Yes, believe it or not, men are to desire their wives physically. I know that’s a real shock, but yes. If a husband wants to see his wife naked, it is no sin. In fact, if a husband does not want to see his wife naked, he’s got a real problem. As was said in A Celebration of Sex, a young bride was told by her mother “Your husband is going to want to see you naked.” If women are getting messages like the one that Eaton’s wife reports, then there is a problem. Sex is not wrong. It is not in itself a sin. It is a gift from God. It can be used wrongfully. It can be sin in some situations, but in the context of a husband and wife acting in love towards each other, it is not a sin. Far from sin, it is a commandment. As Paul says in 1 Corinthians 7

2 But because of cases of sexual immorality, each man should have his own wife and each woman her own husband. 3 The husband should give to his wife her conjugal rights, and likewise the wife to her husband. 4 For the wife does not have authority over her own body, but the husband does; likewise the husband does not have authority over his own body, but the wife does. 5 Do not deprive one another except perhaps by agreement for a set time, to devote yourselves to prayer, and then come together again, so that Satan may not tempt you because of your lack of self-control.

The main part I disagreed with Eaton on is that he thinks the church is doing an adequate job telling us that sex is a good thing. It is not. It is not doing that because it is hardly talking about sex at all. In fact, too many times when I have heard sex talked about from the pulpit, it has been in negative terms, especially to our young people. It’s okay to tell young people about the joy of sex.

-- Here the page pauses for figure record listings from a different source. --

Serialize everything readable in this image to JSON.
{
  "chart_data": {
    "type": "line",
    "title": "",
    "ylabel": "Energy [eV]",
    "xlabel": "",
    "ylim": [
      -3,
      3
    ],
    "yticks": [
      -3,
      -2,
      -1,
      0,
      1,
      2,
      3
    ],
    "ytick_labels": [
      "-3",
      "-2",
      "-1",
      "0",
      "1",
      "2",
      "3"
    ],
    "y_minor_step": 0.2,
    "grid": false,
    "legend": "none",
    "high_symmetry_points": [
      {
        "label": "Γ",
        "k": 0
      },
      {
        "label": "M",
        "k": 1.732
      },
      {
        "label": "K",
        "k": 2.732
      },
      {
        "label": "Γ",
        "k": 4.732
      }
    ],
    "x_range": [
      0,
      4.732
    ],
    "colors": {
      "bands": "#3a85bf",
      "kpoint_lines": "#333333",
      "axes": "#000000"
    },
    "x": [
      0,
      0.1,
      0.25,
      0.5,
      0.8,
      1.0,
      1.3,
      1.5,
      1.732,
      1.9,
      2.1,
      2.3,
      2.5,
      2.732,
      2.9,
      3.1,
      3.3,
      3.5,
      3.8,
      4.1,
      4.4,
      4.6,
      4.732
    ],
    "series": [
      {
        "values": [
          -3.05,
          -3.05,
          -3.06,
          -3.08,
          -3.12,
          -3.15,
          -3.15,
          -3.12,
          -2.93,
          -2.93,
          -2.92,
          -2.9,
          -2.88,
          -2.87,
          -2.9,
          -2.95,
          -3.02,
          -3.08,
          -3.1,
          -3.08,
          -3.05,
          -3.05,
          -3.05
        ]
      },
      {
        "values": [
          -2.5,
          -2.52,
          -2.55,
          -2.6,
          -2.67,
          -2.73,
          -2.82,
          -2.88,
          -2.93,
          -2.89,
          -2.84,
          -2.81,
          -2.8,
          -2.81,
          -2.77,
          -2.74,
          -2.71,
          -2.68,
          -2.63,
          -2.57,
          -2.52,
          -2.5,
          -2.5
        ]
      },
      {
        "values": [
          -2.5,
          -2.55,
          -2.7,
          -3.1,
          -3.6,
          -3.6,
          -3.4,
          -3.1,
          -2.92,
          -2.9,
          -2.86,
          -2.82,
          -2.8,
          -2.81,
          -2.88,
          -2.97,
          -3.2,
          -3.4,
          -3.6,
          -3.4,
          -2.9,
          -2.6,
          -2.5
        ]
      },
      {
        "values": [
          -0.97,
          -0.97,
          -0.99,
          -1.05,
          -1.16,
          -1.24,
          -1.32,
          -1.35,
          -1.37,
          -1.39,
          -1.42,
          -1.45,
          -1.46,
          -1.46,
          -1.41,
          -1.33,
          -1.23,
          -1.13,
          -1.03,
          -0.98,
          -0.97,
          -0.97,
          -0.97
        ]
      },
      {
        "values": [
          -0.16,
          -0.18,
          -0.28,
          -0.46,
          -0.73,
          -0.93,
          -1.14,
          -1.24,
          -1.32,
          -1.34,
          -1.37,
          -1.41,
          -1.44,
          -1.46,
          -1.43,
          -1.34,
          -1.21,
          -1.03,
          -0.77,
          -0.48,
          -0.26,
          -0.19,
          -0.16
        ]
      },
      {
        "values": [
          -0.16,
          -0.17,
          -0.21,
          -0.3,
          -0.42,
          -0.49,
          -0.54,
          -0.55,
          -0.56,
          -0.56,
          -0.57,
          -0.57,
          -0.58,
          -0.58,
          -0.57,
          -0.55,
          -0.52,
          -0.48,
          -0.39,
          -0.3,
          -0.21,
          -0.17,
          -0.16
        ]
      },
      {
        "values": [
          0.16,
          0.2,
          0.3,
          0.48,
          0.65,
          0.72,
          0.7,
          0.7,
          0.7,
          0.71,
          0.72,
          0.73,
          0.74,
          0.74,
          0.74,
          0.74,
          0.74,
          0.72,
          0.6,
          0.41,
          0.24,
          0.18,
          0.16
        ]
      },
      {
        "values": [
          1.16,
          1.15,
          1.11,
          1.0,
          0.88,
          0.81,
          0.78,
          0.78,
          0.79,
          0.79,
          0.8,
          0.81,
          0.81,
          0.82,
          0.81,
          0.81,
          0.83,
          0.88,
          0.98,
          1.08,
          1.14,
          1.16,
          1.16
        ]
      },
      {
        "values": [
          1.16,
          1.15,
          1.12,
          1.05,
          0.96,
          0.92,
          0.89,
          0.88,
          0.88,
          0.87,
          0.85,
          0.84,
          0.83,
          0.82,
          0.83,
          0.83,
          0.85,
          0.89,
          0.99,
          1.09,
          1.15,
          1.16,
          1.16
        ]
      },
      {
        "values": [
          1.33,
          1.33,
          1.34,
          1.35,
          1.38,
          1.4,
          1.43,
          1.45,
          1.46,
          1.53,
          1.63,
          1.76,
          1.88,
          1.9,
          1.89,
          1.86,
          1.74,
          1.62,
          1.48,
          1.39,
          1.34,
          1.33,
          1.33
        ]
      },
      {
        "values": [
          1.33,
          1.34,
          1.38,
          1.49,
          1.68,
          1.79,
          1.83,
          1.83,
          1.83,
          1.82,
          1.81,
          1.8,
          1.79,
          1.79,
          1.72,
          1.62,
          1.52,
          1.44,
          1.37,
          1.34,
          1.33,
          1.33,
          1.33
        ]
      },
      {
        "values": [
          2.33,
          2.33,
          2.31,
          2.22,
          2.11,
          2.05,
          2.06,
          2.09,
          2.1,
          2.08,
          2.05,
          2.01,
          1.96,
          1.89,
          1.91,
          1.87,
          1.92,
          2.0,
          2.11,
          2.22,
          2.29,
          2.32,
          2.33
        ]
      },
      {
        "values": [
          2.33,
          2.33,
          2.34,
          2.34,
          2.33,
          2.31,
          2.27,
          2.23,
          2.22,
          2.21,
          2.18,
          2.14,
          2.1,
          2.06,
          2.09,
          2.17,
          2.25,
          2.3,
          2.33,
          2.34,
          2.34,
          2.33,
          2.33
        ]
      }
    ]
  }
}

From my perspective, I remember we used to have a speaker come to the schools and sometimes churches and he would say he was saving up money because when he got married, he was going to be having sex with his wife for two weeks. This is a guy who loved sex. He wanted sex. He was in fact still a virgin and encouraging other kids to wait until marriage like he was and then, go at it! I understand that he is married now so I hope those two weeks were excellent) I remember a message like that positively. I don’t remember the negative messages that way.

Fifty Shades of Grey should be a wake-up call as to how poorly the church is handling these issues and thankfully, there are books like Eaton’s out there.. This is also a short one. It’s 23 pages long on the Kindle and it can be read in half an hour to an hour, but that will be a half hour to an hour that is well spent. It is my sincere hope that the church could follow principles like these and learn the importance of talking about sex. Fifty Shades of Grey is one extreme. Old Fashioned is the other. As in many cases, the truth lies somewhere in the middle. I think Eaton is closer to it than many.